Taken for Granted

Every morning long before I started this blog I have sat down in the spot pictured and checked the news, read emails, shopped, amused myself and done work.  It is where I have my first cup of coffee each morning and a place I stop by within an hour of bedtime most every day.  Computers and all that go with them has become such an ordinary device for most of us, we hardly think any more of how amazing they truly are. 

The first computer I ever had at home did not have a CD drive, did not have a sound card and compared to computers today it moved at a snails pace and did little of what modern day machines can do.  I remember how amazed I was in 1990 when my first home computer arrived and was setup and working (and that took a while!).  Now today I am able to do so much more but take it all for granted.  It occurred to me this morning I am grateful for having this ability in my home, not the least of which is to come here and write in my “gratitude blog diary” each day. 

In just a few short days I have discovered so clearly that the more I have acknowledged the blessings in my life, the more abundant are the reasons I find to be grateful.  From deeply emotional items to common every day things I have take for granted I am learning gratitude on a much deeper level than I have known previously.  How well I live compared to just 50 years ago.  Compared to a hundred or hundreds of years ago, I know I truly do live in an amazing future that could not have been comprehended even a hundred years ago. 
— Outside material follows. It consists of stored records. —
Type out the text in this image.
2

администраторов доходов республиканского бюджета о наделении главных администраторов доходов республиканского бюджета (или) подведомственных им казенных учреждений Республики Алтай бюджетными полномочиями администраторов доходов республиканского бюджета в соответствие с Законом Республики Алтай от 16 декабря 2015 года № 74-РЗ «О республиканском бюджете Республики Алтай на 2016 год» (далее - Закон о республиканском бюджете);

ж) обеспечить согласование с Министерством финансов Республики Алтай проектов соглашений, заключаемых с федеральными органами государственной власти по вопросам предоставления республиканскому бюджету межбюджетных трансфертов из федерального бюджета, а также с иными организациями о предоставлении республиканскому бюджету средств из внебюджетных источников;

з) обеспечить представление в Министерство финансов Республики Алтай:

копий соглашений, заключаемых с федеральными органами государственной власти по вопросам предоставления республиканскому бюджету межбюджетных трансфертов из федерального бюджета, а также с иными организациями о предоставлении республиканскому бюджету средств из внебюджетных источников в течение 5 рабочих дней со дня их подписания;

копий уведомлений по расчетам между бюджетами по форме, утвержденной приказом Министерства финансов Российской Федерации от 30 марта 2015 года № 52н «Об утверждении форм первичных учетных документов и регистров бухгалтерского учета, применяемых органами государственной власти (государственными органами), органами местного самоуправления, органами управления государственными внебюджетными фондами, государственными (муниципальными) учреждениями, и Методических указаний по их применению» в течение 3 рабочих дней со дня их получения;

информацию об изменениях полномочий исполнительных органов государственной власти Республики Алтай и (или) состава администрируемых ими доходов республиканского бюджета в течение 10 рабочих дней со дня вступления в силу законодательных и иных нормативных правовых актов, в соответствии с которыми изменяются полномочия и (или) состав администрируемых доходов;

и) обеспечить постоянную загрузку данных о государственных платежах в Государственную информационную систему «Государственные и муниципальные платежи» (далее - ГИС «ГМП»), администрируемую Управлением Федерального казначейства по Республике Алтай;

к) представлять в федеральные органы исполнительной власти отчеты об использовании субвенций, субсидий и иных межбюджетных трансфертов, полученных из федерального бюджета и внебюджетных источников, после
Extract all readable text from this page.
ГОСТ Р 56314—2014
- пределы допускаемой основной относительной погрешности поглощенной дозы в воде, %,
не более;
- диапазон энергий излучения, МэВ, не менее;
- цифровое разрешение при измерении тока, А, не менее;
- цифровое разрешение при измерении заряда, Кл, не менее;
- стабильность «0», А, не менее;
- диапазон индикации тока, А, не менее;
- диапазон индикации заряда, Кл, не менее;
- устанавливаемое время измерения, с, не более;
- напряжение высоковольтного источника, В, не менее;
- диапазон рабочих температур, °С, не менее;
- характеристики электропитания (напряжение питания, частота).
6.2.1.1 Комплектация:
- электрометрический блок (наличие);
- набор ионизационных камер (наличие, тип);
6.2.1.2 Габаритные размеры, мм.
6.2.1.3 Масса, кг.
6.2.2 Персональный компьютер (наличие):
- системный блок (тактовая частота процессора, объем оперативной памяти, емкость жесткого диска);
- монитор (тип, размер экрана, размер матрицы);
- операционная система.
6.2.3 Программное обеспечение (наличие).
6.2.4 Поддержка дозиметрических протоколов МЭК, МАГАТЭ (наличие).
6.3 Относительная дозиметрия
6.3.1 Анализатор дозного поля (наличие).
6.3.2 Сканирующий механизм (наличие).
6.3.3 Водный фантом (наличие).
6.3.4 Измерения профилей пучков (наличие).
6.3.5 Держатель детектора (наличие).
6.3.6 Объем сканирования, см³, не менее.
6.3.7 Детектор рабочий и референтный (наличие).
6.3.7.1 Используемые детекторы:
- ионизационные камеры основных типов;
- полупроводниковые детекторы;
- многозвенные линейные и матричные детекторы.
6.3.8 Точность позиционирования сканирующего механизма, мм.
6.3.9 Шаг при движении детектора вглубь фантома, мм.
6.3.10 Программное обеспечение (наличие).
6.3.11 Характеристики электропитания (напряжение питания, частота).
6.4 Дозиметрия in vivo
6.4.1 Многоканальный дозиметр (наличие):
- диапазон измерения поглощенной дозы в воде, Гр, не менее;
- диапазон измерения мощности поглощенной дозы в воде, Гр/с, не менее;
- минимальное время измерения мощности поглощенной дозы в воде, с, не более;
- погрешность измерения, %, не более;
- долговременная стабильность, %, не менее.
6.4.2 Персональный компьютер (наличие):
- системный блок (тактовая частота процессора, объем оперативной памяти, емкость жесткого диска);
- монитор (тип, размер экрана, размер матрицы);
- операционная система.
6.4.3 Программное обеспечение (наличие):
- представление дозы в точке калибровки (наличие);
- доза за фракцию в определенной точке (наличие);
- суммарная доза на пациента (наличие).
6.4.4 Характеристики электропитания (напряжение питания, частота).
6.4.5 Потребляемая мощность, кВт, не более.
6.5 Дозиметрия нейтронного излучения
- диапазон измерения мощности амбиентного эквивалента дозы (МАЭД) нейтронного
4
So today’s gratitude expression is not earth shattering or deeply emotional.  It is just acknowledging something I see and use every day:  my home computer.  It is appropriate that I should be thankful for the equipment with which I spend at least an hour or two each day.  It brings me so much.  Thank you Bill Gates, Steve Jobs,   Blaise Pascal, Charles Babbage, Ada Lovelace, Haskell Brooks Curry, Alonzo Church, John von Neumann, Grace Hopper, Stephen Kleene, Alan Turing, Claude Shannon, Alan Perlis, John Backus, Seymour Cray, Marvin Minsky, John McCarthy, Edsger Dijkstra, Niklaus Wirth, Donald Knuth, Bob Kahn, Dennis Ritchie, Ken Thompson, Vinton Cerf, Jon Postel, Whitfield Diffie, Robert Tarjan, Bjarne Stroustrup, Steve Wozniak, Richard Stevens, Richard Stallman, Tim Berners-Lee, Linus Torvalds and the thousands of others whose work made it possible for me to write these words on this screen.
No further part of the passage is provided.